Trimming Taste input (memory consumption)

Hi,

I've finally fed Taste some real data (in terms of volume, users, and item preference distribution) and quickly hit the memory limits of my development laptop. :).  Now I'm trying to see what, if anything, I can trim from the input set (the user,item,rating triplets) to lower the memory consumption. N.b. I don't actually have rating information - my ratings are all just "1.0" indicating that the item has been seen/read/consumed.

I ran one of these to see the item popularity distribution:
$ cut -d, -f2 input.txt | sort | uniq -c | sort -rn | less

And quickly saw the expected zipfian distribution.  Big head of several very popular items and a loooong tail of items that have been seen/read/consumed only a few times.

So here are my questions:
- Is there a point in keeping and loading very unpopular items (e.g.
the ones read only once)?  I think keeping those might help very few
people discover very obscure items, so removing them will hurt this
small subset of people a bit, but this will not affect the majority of
people.  Is this thinking correct?

- I'm dealing with items where their freshness counts.  I don't want to recommend items older than N days - think news stories.  Assume I have the age of each item.  I could certainly then remove old items as I don't ever want to recommend them, but if I remove them, won't that hurt the quality of recommendations, simply because I'll lose users' "item consumption history"?

Thanks,
Otis
--
Sematext -- http://sematext.com/ -- Lucene - Solr - Nutch


Re: Trimming Taste input (memory consumption)

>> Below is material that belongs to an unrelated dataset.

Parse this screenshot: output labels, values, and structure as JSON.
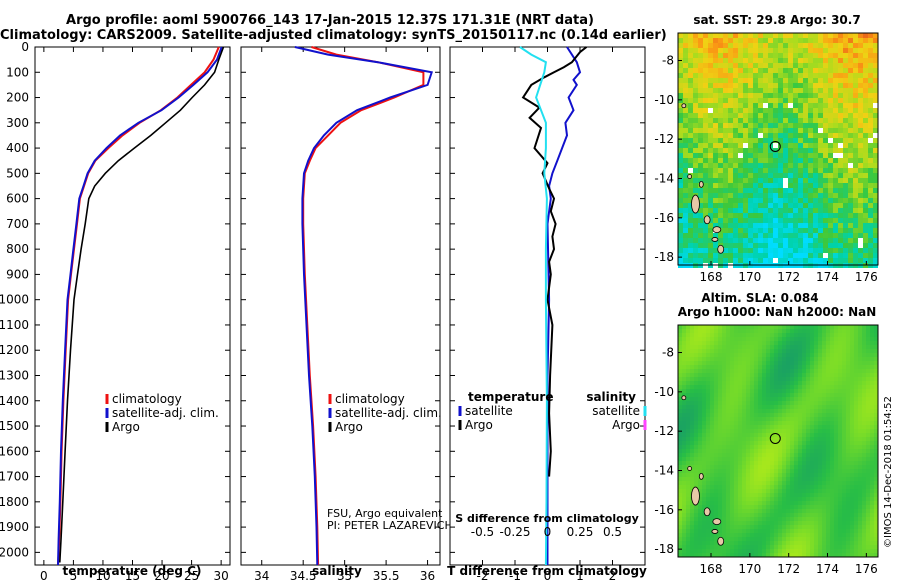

Posted by Sean Owen <sr...@gmail.com>.
On Wed, Oct 22, 2008 at 5:52 PM, Otis Gospodnetic
<ot...@yahoo.com> wrote:
> So here are my questions:
> - Is there a point in keeping and loading very unpopular items (e.g.
> the ones read only once)?  I think keeping those might help very few
> people discover very obscure items, so removing them will hurt this
> small subset of people a bit, but this will not affect the majority of
> people.  Is this thinking correct?

I agree, it makes sense to trim data in this way. I tried to build in
"levers" of this sort in several places in the code. If you mention
what implementation you are using I can recommend some parameters to
look at.


> - I'm dealing with items where their freshness counts.  I don't want to recommend items older than N days - think news stories.  Assume I have the age of each item.  I could certainly then remove old items as I don't ever want to recommend them, but if I remove them, won't that hurt the quality of recommendations, simply because I'll lose users' "item consumption history"?

Yes they are still valuable data points even if they are not
recommendable items. You can use a Rescorer to exclude items from
recommendations according to any criteria you like. This is easier and
more efficient than filtering after the fact.